Jumat, 01 September 2017

Pertanyaan

Naifnya diri ini karena berharap cukup satu kali saja untuk melakukan proses. Bertukar biodata, bertemu, lalu cocok kemudian lanjut ke jenjang berikutnya. Pernikahan. Sesederhana itu.

Nyatanya, aku pun butuh jatuh berkali kali untuk berada di posisi karir ini. Pekerjaan yang dicaci namun dicari. Gagal di tes pertama, Gagal di nilai kewarganegaraan, bahkan gagal di tahap akhir wawancara. Ya, itu proses. Pahit. Namun ketika berhasil akan terasa sangat manis.

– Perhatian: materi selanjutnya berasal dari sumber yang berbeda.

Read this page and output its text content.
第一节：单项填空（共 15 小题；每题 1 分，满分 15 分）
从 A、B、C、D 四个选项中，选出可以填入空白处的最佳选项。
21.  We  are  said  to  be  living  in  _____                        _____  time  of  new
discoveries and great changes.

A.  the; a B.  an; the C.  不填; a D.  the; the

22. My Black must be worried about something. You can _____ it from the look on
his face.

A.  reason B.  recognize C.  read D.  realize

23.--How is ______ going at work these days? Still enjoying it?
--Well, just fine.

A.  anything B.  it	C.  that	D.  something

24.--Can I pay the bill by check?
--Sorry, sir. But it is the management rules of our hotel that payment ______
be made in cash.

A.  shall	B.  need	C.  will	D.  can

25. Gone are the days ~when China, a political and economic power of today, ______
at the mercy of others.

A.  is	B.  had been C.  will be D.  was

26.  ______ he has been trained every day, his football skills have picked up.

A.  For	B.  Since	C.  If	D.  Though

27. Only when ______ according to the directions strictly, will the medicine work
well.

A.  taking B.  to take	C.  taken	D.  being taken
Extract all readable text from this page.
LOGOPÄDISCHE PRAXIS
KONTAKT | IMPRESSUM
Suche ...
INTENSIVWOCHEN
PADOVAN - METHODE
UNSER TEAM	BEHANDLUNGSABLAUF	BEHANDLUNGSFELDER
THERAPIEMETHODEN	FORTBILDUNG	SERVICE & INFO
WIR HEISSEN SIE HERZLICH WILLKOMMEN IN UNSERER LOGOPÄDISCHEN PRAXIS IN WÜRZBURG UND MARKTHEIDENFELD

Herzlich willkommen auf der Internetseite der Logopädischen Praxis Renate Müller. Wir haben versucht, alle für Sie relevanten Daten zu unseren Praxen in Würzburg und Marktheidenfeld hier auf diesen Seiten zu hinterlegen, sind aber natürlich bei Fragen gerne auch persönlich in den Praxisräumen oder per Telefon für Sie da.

Begitupun proses taaruf ini. Ah, aku selalu tidak mampu untuk tidak melibatkan perasaan. Dan dalam proses ini pun aku melibatkannya. Perasaan kecewa. Mengapa harus memulai jika belum ada kesiapan? Mengapa harus memulai jika tahu dalam waktu dekat belum siap untuk ke jenjang berikutnya? Mengapa harus memulai jika target menikah masih jauh di bulan sana? Pertanyaan yang aku sangkakan padanya.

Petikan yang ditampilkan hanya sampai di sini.